Sourgrass (bermuda buttercup)
Winter (2008)
I am born with the season of old
already tugging at my heels.
my father pockets the first petal of my youth
so my mother strips off my fraying roots
with bare hands
she keeps me to bloom.
Spring
my mother cradles me with cracked fingers
& I pull on her hangnails to see
the skin of childhood underneath, raw but vibrant
I know she is still young,
I see that bit of her, left concealed.
Summer
the world wants youth the way tongues want something sweet
it chews at me early, those rotten molars
testing how long sweetness lingers before souring.
I feel the heat chewing at my blooming mouth,
my sunburns a warning,
nothing stays tender forever.
my skin begins peeling in yellow, thin, curling strips,
little whirls of ambition & aspiration
some of them stick to me,
most are swallowed by the thieving air.
Fall
by now the world knows my age.
It claws at my knees,
wilting my stature like I’m ripening too fast.
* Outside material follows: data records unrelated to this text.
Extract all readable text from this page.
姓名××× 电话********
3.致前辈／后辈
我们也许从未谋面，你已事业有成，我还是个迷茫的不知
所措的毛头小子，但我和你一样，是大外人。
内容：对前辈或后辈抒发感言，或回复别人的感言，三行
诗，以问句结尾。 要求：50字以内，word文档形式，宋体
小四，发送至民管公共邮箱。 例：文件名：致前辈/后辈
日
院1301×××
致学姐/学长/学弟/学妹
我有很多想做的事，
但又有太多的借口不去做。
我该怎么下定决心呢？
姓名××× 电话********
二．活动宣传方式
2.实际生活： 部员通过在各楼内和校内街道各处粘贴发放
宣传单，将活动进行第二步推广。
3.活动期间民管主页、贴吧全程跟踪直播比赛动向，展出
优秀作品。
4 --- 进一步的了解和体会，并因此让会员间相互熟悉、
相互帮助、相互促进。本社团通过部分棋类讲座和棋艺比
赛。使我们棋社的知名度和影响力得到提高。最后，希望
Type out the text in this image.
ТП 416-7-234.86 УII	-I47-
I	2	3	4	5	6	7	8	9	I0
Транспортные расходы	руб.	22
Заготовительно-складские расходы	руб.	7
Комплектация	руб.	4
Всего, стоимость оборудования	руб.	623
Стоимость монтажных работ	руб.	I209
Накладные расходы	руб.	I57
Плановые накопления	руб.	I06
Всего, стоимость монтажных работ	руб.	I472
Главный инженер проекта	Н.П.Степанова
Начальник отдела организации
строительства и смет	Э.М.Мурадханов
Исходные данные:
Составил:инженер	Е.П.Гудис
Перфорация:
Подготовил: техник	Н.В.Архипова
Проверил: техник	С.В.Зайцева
my friends & I talk of seasons passed,
swap stories to see what’s left
after so much has been pruned.
we sift through each other’s words,
pulling out the small, sticky pieces of youth
we’ve hoarded to salvage.
I keep some too,
only because it’s already smeared on my hands
by the time we’re done reminiscing.
Winter (2025)
I learn being young is a measurement of allowance.
youth is not a number
it’s something everyone feels entitled to tear from you-
so when I ask, am I still young?
what I really mean is:
How much of myself have I been permitted to keep?